NSAIDs and GI tolerability

Recently, the Australian Medicine’s Handbook officially recognised that ibuprofen can be taken with water alone. 1 With that in mind, it is timely to revisit the issue of non-steroidal anti-inflammatory drugs (NSAIDs) and their gastrointestinal (GI) tolerability.

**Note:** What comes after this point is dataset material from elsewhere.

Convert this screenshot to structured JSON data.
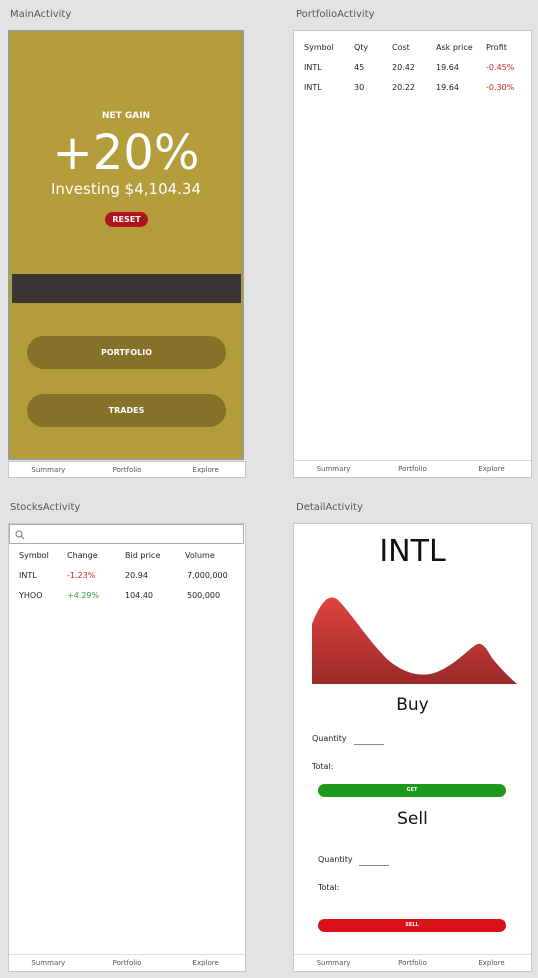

GI problems—not a class effect
The main concern with NSAIDs is their potential to produce GI toxicity, in some cases resulting in GI bleeding and perforation. However, GI tolerability among NSAIDs is not a class effect. Strong evidence demonstrates that ibuprofen is the best tolerated of all NSAIDs, even when it is taken at prescription doses.2
The pharmacokinetic properties of individual NSAIDs may contribute to their potential to cause GI toxicity. Ibuprofen, for example, has a relatively short half-life which may be a factor in its relatively low incidence of GI side effects. 2 One study showed that NSAIDs with a long half-life, such as piroxicam, or slow-release formulations are associated with a greater risk of upper GI bleeding/perforation. 3
The PAIN study compared three commonly used analgesics at over-the-counter doses. In this study, the overall tolerability of ibuprofen was equivalent to that of paracetamol and significantly better than that of aspirin (P<0.001). When it came to GI tolerability, ibuprofen had a significantly better profile than the other agents and the incidence of abdominal pain was significantly lower for ibuprofen-treated patients.4

1. Australian Medicines Handbook. 2014. (Accessed at www.amh.net.au.)
2. Hetzel D. Aust J Pharmacy 2011;92:93-6.
3. Masso Gonzalez EL, et al. Arthritis Rheum 2010;62:1592-601.
4. Moore N, et al. Clin Drug Invest 1999;18:89-98.